I have been rearing caterpillars that hatched from eggs I had from a moth I caught in my garden back in early July. The adults are emerging from pupae and I wanted to photograph them and take videos of them with my Panasonic GH5, but I am having a hard time getting the whole moth in focus, even at f/8-f/9 and its not a small moth and I am not very close up to it when taking the images.
I can't use focus stacking on video so that idea is out. Here an image of one of the moths (Coxcomb prominent) to show what I mean. I took this on a tripod using an Armen AL-M9 LED light I held above the moth:
Coxcomb Prominent Moth
As you can see, this mage I couldn't get the back end of the wing in focus as well as the head, it was either one or the other. I was using an Olympus 60mm Macro lens. Even moving further back, I wasn't able to get the whole moth in focus. I know that with macro you get a small DOF and need narrow apertures which. doesn't exactly help,
I still have quite a few pupa that haven't hatched yet, so I still have time to get more shots and videos when they do emerge, so would like to get it right next time.
My other options were to:
1.) Use my Olympus 12-40 which has a close focusing distance and focuses on a wider area than the 60mm macro lens, but suffers noticeable diffraction I have noticed past F/6.3. Also using a tripod, and haing the moth on a table, there is only so close I can get to the moth with the lens, and the lens wasn't long enough to get the moth close as I wanted.
2. Use my old full frame SIgma 105mm EX DG Macro and Metabones T Smart Adaptor (not the Speedbooser one). I'd have a long er focal length (210mm FF equivalent) and wouldn't have to get so close to the moth.
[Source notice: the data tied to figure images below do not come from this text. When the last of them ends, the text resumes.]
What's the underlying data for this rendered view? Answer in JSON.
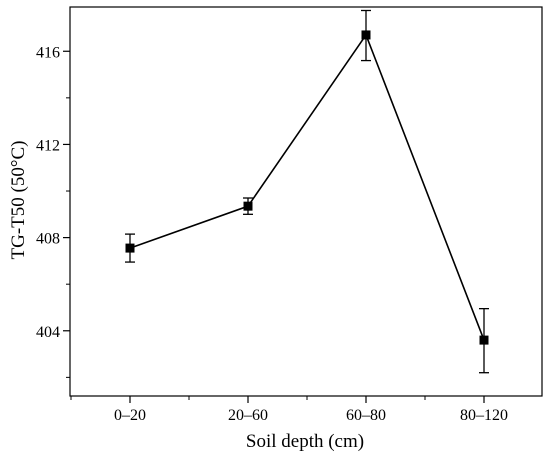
{
  "chart_data": {
    "type": "line",
    "title": "",
    "xlabel": "Soil depth (cm)",
    "ylabel": "TG-T50 (50°C)",
    "categories": [
      "0–20",
      "20–60",
      "60–80",
      "80–120"
    ],
    "series": [
      {
        "values": [
          407.55,
          409.35,
          416.7,
          403.6
        ],
        "error_low": [
          406.95,
          409.0,
          415.6,
          402.2
        ],
        "error_high": [
          408.15,
          409.7,
          417.75,
          404.95
        ]
      }
    ],
    "ylim": [
      401.2,
      417.9
    ],
    "yticks": [
      404,
      408,
      412,
      416
    ],
    "ytick_labels": [
      "404",
      "408",
      "412",
      "416"
    ],
    "grid": false,
    "legend": "none",
    "marker": "square",
    "color": "#000000"
  }
}
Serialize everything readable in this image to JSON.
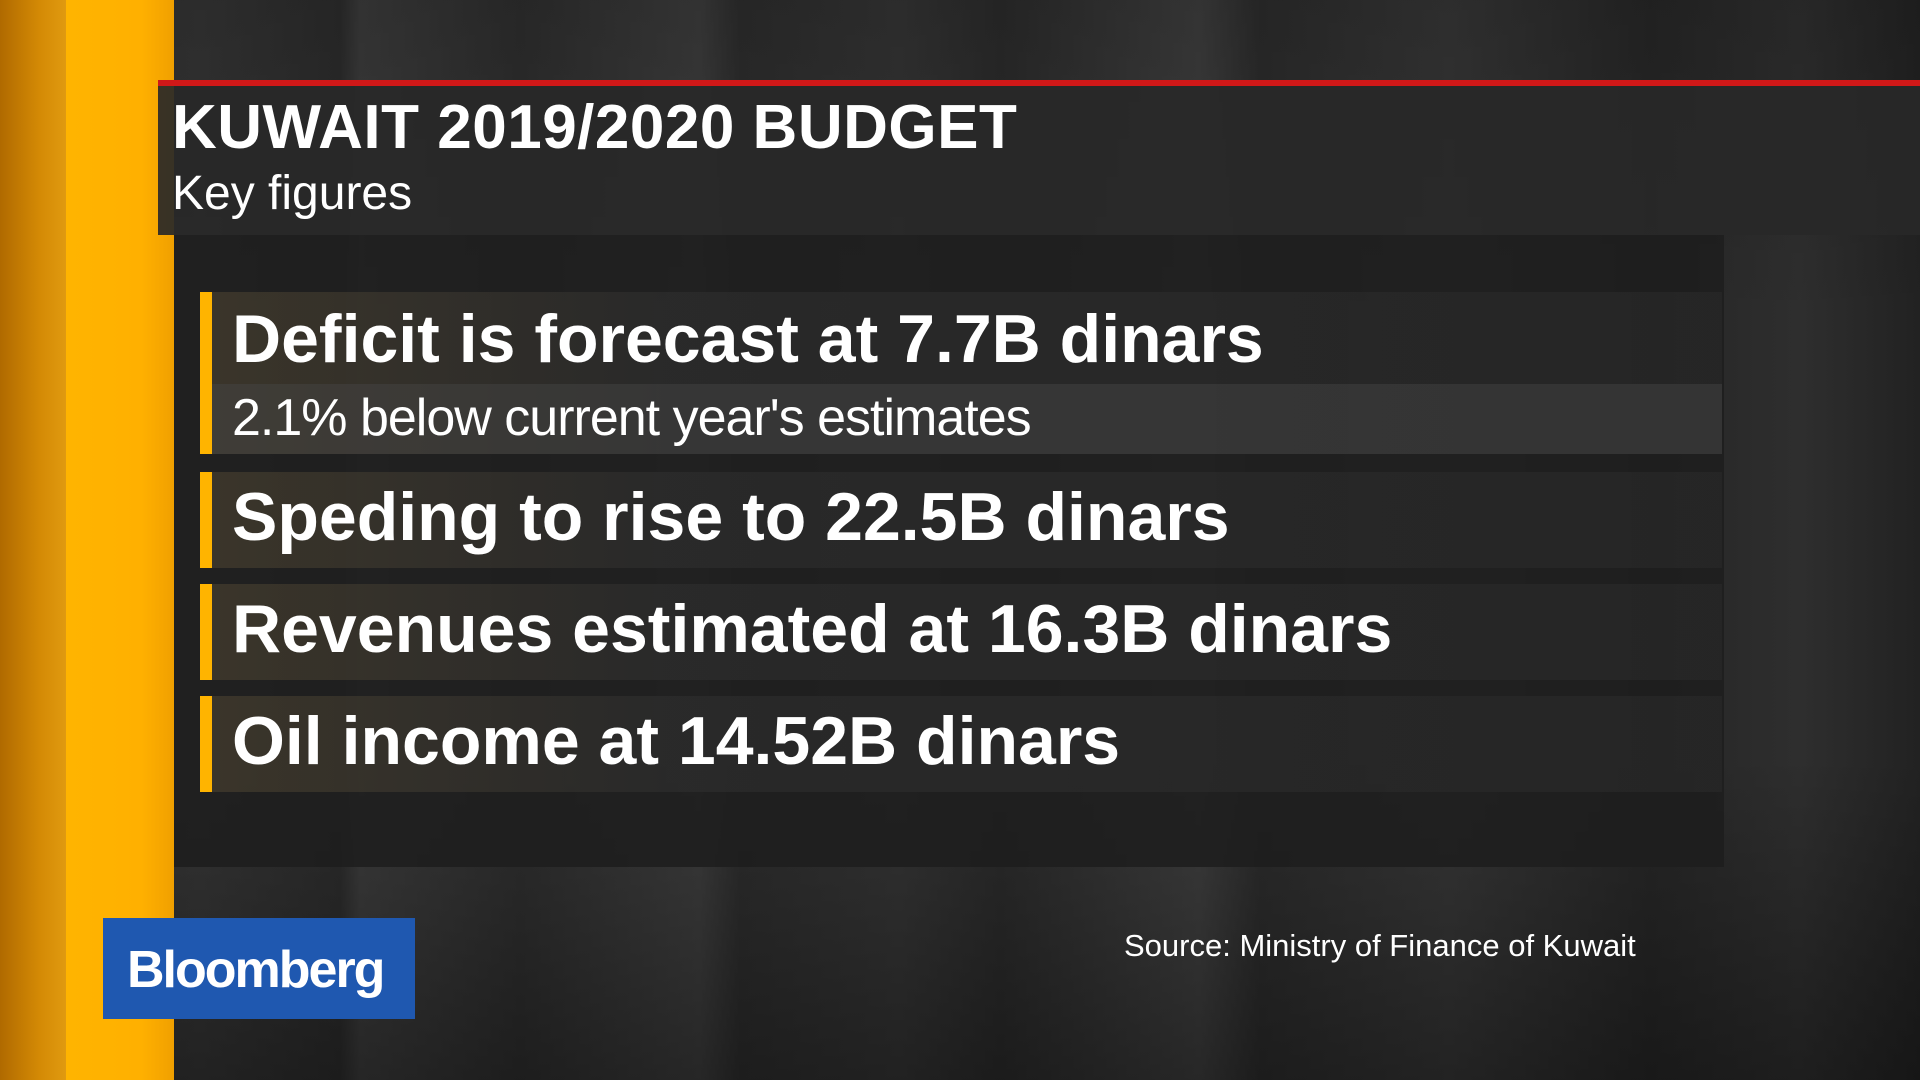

As I was using an Arman AL-M9 light handheld above the moth to take this as I don't yet have better lighting I can use, this limits the aperture I can use as the image starts getting darker and underexposed past f/8-9 at ISO 400. I don't want to go past that ISO for noise reasons (I will go to ISO 640 for video if necessary but only if I can expose to +1 stop)
Can anyone help? Would the Sigma lens work the same as the Olympus and get the same area in focus at the same aperture setting? Or would it work a little differently being a FF lens? I'd rather take more videos of these than photos so that will make a difference.